Well, these days she does. But thrown into the fire as a solo performer, delivering home-made, computer-assembled music never conceived as a live performance, Boucher had to struggle to become a performer, all whilst dealing with her own neuroses.

“It was really hard at first,” Boucher offers. “It's definitely intimidating, but it's definitely something that I'm starting to feel good about. It's like a type of power that I've never really had. It feels good to be in control. At first it was really hard for me, really psychologically difficult. But now it's becoming this thing where it's super-empowering. It's given me so much confidence, it's so much easier for me, now, to just relate to other people, just be around them. Nothing to me is scarier than being on stage. So having to do that night after night, nothing is worse than that. It's the scariest possible thing! It's been really good for me, literally just confronting your fear and then doing it all the time.”

Performing night after night, Boucher's great adventure has rolled on, a non-stop touring schedule on the slate for 2012. “It's awful and it's great playing shows every night, but this is a pretty amazing thing to be doing with your life,” Boucher beams.
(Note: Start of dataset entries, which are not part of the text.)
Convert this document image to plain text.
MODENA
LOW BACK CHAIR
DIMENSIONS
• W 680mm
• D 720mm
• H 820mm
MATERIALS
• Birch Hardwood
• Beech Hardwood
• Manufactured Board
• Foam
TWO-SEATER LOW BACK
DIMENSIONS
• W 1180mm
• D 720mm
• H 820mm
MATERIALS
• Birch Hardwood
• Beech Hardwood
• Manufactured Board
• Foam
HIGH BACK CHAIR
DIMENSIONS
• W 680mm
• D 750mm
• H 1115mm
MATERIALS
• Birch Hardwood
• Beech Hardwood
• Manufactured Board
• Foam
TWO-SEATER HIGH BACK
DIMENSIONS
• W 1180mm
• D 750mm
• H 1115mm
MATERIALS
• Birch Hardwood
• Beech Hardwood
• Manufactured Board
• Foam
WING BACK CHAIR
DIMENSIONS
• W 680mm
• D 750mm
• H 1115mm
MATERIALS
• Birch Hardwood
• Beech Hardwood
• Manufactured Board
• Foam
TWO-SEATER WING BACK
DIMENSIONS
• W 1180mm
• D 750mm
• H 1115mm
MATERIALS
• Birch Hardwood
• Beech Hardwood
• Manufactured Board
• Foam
She's just toured Europe for the first time, and has plans to hit Australia before the year is out. Every night she meets new people, and every night she's encouraged by how much love she receives for simply doing what she does.

“[Performing] has definitely been a lot easier since I've, like, gotten fans,” Boucher laughs. “At first, it was just people who were at the show. You're an opening act, they expect you to suck; you're fighting against that, it's really difficult. Now, when I play, there's not that need to prove that you don't suck.”